The Supreme Court heard arguments in the dual Obamacare contraceptive cases, Sebelius v. Hobby Lobby Stores, Inc. and Conestoga Wood Specialties Corp. v. Sebelius yesterday, and the upshot is that prospects are looking rather grim for the government’s case. As we’ve discussed here before, both suits involve each corporation’s religious objections to the law mandating coverage for emergency contraception.
On one hand, the case seems cut and dry. As Justices Sotomayor, Kagan and Ginsberg argued yesterday, if the door is opened to religious objections to the law, it would allow corporations to freely discriminate against women and minorities, as is authorized in the Bible. Hell, a particularly radical corporation could interpret pro-slavery passages in the Bible to ignore the 13th Amendment on religious grounds.

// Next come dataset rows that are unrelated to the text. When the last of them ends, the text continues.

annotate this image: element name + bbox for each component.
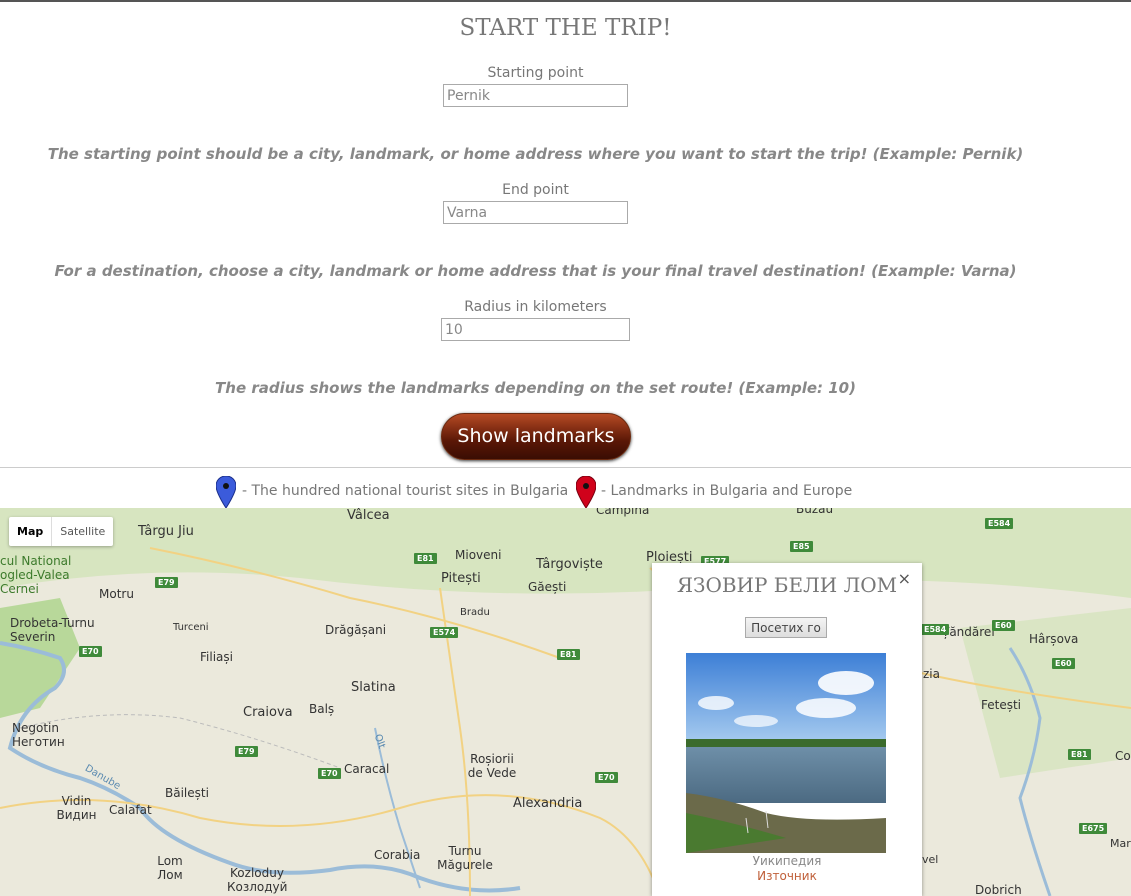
info-window-title: ЯЗОВИР БЕЛИ ЛОМ [676, 573, 898, 597]
map-place: Mioveni [455, 548, 502, 562]
road-shield: E79 [235, 746, 258, 757]
road-shield: E60 [1052, 658, 1075, 669]
road-shield: E81 [557, 649, 580, 660]
start-label: Starting point [487, 65, 584, 81]
map-place: cul National ogled-Valea Cernei [0, 554, 72, 596]
radius-input[interactable] [441, 318, 630, 341]
map-place: Corabia [374, 848, 421, 862]
map-place: Kozloduy Козлодуй [227, 866, 288, 894]
road-shield: E81 [414, 553, 437, 564]
map-place: Țăndărei [942, 625, 995, 639]
radius-label: Radius in kilometers [464, 299, 607, 315]
blue-pin-icon [216, 476, 236, 508]
map-place: Târgoviște [536, 557, 603, 572]
map-place: Drobeta-Turnu Severin [10, 616, 95, 644]
close-icon[interactable]: × [898, 569, 911, 588]
map-place: Buzău [796, 508, 834, 516]
start-input[interactable] [443, 84, 628, 107]
map-place: Caracal [344, 762, 390, 776]
map-place: Dobrich [975, 883, 1022, 896]
road-shield: E70 [595, 772, 618, 783]
map-place: Găești [528, 580, 567, 594]
map-place: Roșiorii de Vede [467, 752, 517, 780]
map-place: Drăgășani [325, 623, 387, 637]
road-shield: E81 [1068, 749, 1091, 760]
map-type-control: Map Satellite [9, 517, 114, 546]
map-place: Slatina [351, 680, 396, 695]
source-link[interactable]: Източник [652, 869, 922, 883]
road-shield: E79 [155, 577, 178, 588]
road-shield: E70 [79, 646, 102, 657]
map-place: Târgu Jiu [138, 524, 194, 539]
map-place: Fetești [981, 698, 1022, 712]
end-input[interactable] [443, 201, 628, 224]
radius-hint: The radius shows the landmarks depending… [215, 379, 856, 397]
road-shield: E584 [985, 518, 1014, 529]
map-place: Pitești [441, 571, 481, 586]
road-shield: E60 [992, 620, 1015, 631]
map-place: Vâlcea [347, 508, 390, 523]
map-type-map-button[interactable]: Map [9, 517, 53, 546]
map-place: Negotin Неготин [12, 721, 65, 749]
map-place: Mar [1110, 837, 1131, 850]
end-hint: For a destination, choose a city, landma… [54, 262, 1017, 280]
map-place: Băilești [165, 786, 209, 800]
road-shield: E70 [318, 768, 341, 779]
map-place: Craiova [243, 705, 293, 720]
map-place: Vidin Видин [56, 794, 97, 822]
map-place: Turceni [173, 622, 209, 633]
road-shield: E574 [430, 627, 459, 638]
show-landmarks-button[interactable]: Show landmarks [441, 413, 631, 460]
map-place: Bradu [460, 607, 490, 618]
divider [0, 467, 1131, 468]
map-place: Hârșova [1029, 632, 1079, 646]
road-shield: E675 [1079, 823, 1108, 834]
map-place: Motru [99, 587, 134, 601]
source-wikipedia: Уикипедия [752, 854, 822, 868]
start-hint: The starting point should be a city, lan… [47, 145, 1024, 163]
legend-red-text: - Landmarks in Bulgaria and Europe [601, 483, 853, 499]
map-place: Alexandria [513, 796, 583, 811]
map-place: Calafat [109, 803, 152, 817]
map-place: Filiași [200, 650, 233, 664]
red-pin-icon [576, 476, 596, 508]
landmark-photo [686, 653, 886, 853]
map-place: zia [923, 667, 940, 681]
page-title: START THE TRIP! [459, 15, 672, 41]
visited-button[interactable]: Посетих го [745, 617, 827, 638]
map-place: vel [922, 853, 939, 866]
road-shield: E584 [921, 624, 950, 635]
map-place: Balș [309, 702, 335, 716]
map-place: Turnu Măgurele [437, 844, 493, 872]
end-label: End point [502, 182, 569, 198]
map-place: Câmpina [596, 508, 650, 517]
top-border [0, 0, 1131, 2]
map-place: Co [1115, 749, 1131, 763]
map[interactable]: Vâlcea Târgu Jiu Mioveni Pitești Târgovi… [0, 508, 1131, 896]
road-shield: E85 [790, 541, 813, 552]
info-window: ЯЗОВИР БЕЛИ ЛОМ × Посетих го Уикипедия И… [652, 563, 922, 896]
legend-blue-text: - The hundred national tourist sites in … [242, 483, 569, 499]
map-type-satellite-button[interactable]: Satellite [52, 517, 113, 546]
map-place: Lom Лом [157, 854, 183, 882]
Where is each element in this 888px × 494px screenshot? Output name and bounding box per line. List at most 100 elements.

This is an extremely salient point, and kind of an open and shut case. The Bible is loaded with metaphors, allegory, archaic laws (see Leviticus) and multiple disputed translations. There’s an extraordinarily massive opening for anyone — not just corporations — to cite religious freedom as an excuse to ignore a wide variety of laws. Hobby Lobby could use a decision in its favor to refuse service to everyone from LGBT customers to Jewish people (the whole killing Christ thing) to anyone wearing garments made of two different cloths. As Justice Kagan noted, Hobby Lobby could also refuse to offer insurance coverage for a variety of other medical treatments — blood transfusions, vaccinations and so forth.
It was on these points that the liberal-leaning justices evidently had Paul Clement, the attorney arguing for Hobby Lobby, totally kerfuffled. To top it all off, one of the justices noted that Hobby Lobby could simply refuse to offer any coverage at all and accept the tax penalty.
But then the proceedings took a dangerous turn.
We’ve always known that these cases would likely come down to five-to-four decisions with Justice Anthony Kennedy as the predictable swing vote. As I wrote a while back, the government’s case essentially rests with Kennedy, which is why it was so alarming to read that Kennedy appeared to accept the “contraception is abortion” line of reasoning, which is the centerpiece of the Hobby Lobby case.